Researchers at Columbia University need healthy women in the greater New York City area between the ages of 18 and 39 to participate in a study investigating the effects of two medications on breast cell proliferation. The new pill being studied contains Ulipristal Acetate, or UPA. UPA is a selective progesterone-receptor modulator, or SPRM. Like tamoxifen (a selective estrogen receptor modulator, or SERM), UPA interacts with female hormones that affect the breast. Previous studies show that progesterone increases breast cell growth, and UPA may block this increase. The control medication in this study is a low-dose birth control pill that has been used in the U.S. for over 30 years. The research team wants to see if the UPA pill has a different effect on breast cells than currently used low-dose contraceptive pills. Because SPRM’s hormonal interference can block ovulation, UPA is also a potential contraceptive. This research is the first step in learning if an UPA contraceptive could decrease the long-term risk of breast cancer.
The purpose of this phase I clinical trial is to learn how two different medications affect the breast: an estrogen-free selective progesterone-receptor modulator called UPA vs. a low-dose oral contraceptive pill. This study completed recruitment for the low-dose oral contraceptive group. Now, the research team is looking for participants to enroll in the UPA group.
If you sign up for the UPA Breast Health Study you will be contacted by the research team and asked to visit either Columbia University Medical Center or Weill Cornell Medical College for a screening visit. The study will last for about 4.5 months and will include 23 visits or fewer. Volunteers will be compensated for each study visit.
Participation includes three phases: screening, baseline, and treatment:
During your screening visit, you read an informed consent form. If you decide to participate, the research team will take your vitals and perform a brief physical exam, including an ultrasound. If you qualify for the study, you will be asked to return for a baseline cycle.

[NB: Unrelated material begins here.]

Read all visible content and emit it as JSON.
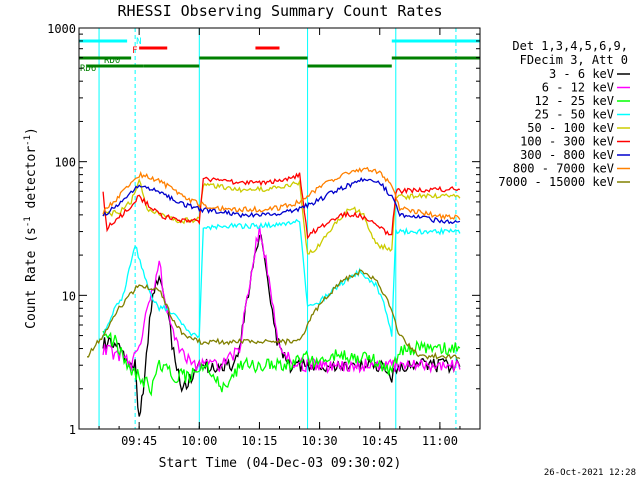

The baseline phase lasts approximately one month. You will have blood drawn 2-3 times per week in order to monitor your hormone levels. You do not take study-assigned pills during this phase. The research staff will collect blood and urine samples, and they will ask about any changes to your general health at these visits. Based on hormone levels, the researchers can determine a time period of heightened breast cell growth during your monthly cycle.
At end of this phase, the research team will perform an MRI of both breasts. A breast MRI uses a magnetic field and radio frequency pulses to produce detailed pictures of your breast. The MRI will last approximately 30-45 minutes.
The research team will also take a tissue sample (biopsy) from one of your breasts. The procedure will last about 20 minutes.
After your breast MRI and biopsy, you will be randomized (like the flip of a coin) to take one of the study medications.
You will take the study pill for about 77 days, with 11 visits during this time. You will go to the office every two weeks for the first two months and then twice a week during the third month. During these visits, the study staff will collect blood and urine samples and ask about any changes to your general health. Toward the end of the treatment phase, you will have a second breast MRI and a biopsy from the other breast. The research team will compare your MRI/biopsy results from before and after taking the study medication. From this, they can determine if the study drug did, in fact, influence breast cell growth.
Throughout the UPA Breast Health Study, the research team will be in close communication with you. You will receive daily text messages during the baseline and treatment phases of the study. These text messages will help ensure the program is working for you and serve as a daily reminder to take the study medication.